A sampler or promotional compilation is a type of compilation album generally offered at a reduced price to showcase an artist or a selection of artists signed to a particular record label. The format became popular in the late 1960s as record labels sought to promote artists whose works were primarily available in album rather than single format, and therefore had little opportunity to gain exposure through singles-dominated radio airplay. Most samplers showcased already-released material, so that as they sampled artists they also sampled the albums from which their tracks were drawn. The term "album sampler" is also used in cases where an album is distributed among multiple records in case of, for example, vinyl where the maximum play time is less than the length of the full album. In these cases, album sampler titles may be added to each vinyl.

==Early samplers==
RCA Victor is credited with pioneering the concept of a sampling of a label's artists with its 1949 release Theme Songs. The album set was issued on four discs in both 78 rpm and 45 rpm formats, and featured eight of the label's orchestras.

Elektra Records' A Folk Music Sampler was released in 1954, initially for radio stations and later reissued for retail sales. Jac Holzman of Elektra wrote:"I was...searching for a way to take our specialized and distinctive catalog and have it heard by many people. As a fanatical moviegoer, I knew the value of the film trailer. I translated that to the record business. My concept...was a sampler LP: a collection of musical trailers, a compendium of carefully assembled material, with lyrics and notes, all on a 10-inch LP that would sell for a bargain price unheard of in 1954: $2.00...I inserted a "sampler clause" in all new artists' contracts, allowing me to use one track from any album, royalty-free...With no royalty obligation and only the raw cost of manufacturing to consider, a good sampler could net between ten and twenty thousand dollars. This was the best of all possible worlds. We were actively promoting our records, the public was paying for the privilege and getting good value in return, and Elektra was being fertilized by the profits."
The term "sampler" historically referred to a demonstration of needlework, and this was the first time the word had been applied to a musical compilation. Holzman was enthusiastic for the format, and Elektra regularly issued budget-priced samplers of its folk catalogue in the USA throughout the 1950s and 60s. In the UK, Elektra's office decided to use issue samplers to try to position the label in the marketplace, and issued the folk sampler Fantastic Folk (1968) before the more rock-oriented Select Elektra (1968). However, these British discs were full price issues.

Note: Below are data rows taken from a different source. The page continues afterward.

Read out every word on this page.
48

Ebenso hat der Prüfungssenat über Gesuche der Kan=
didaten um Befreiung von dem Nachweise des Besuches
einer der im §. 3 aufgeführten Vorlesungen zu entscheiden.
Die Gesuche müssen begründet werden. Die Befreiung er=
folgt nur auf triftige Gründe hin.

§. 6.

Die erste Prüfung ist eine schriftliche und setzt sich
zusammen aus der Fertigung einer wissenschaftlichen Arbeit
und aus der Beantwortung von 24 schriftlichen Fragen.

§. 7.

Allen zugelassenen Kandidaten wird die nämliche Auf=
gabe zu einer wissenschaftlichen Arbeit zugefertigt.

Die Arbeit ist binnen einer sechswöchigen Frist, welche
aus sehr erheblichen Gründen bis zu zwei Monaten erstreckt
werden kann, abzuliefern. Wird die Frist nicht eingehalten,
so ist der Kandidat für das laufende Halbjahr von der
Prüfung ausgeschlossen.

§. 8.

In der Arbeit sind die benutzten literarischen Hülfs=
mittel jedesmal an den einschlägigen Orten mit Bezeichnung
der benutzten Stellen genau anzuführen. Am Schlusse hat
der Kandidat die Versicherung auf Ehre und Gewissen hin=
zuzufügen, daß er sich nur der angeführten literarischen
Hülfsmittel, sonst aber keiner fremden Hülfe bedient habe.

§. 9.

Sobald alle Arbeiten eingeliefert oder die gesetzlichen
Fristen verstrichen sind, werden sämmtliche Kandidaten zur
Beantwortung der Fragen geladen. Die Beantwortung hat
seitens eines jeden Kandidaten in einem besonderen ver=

Columbia Records experimented with samplers in its 1956 release Having Wonderful Time, Wish You Would Hear . . . . In June 1961, Columbia released a two-disk sampler titled Stars for a Summer Night. One disk provided largely easy listening selections. The second record in the set was released as a Columbia Masterworks disk, with 13 tracks of classical compositions. The album became one of the best-selling records of the year.

==Budget samplers in Europe==
CBS’s The Rock Machine Turns You On, Liberty Records' Gutbucket, Warner Bros.' The 1969 Warner/Reprise Songbook (first of the long-standing Warner/Reprise Loss Leaders series), and Island Records' You Can All Join In were the first samplers issued in the UK and Europe at a discount price, setting the standard for those to follow. Many of the most important and innovative folk and rock artists of the time featured on the samplers of their respective record labels, particularly in the UK, and as a result their work reached an audience which would have otherwise been inaccessible. Amongst the most well regarded, and subsequently collectable, were those from Island Records, CBS, Decca Records, Liberty Records, Vertigo Records and Harvest Records. By the end of the 1970s, however, the format became less relevant.

The rise of indie rock labels (e.g. Chiswick Records and Stiff Records in the UK) and bands in the late 1970s and early 1980s revitalised the sampler as a marketing tool, but the format was all but dead by 1985. Since then, the increased influence of the World Wide Web as a medium for distributing content has made the sampler album format increasingly redundant.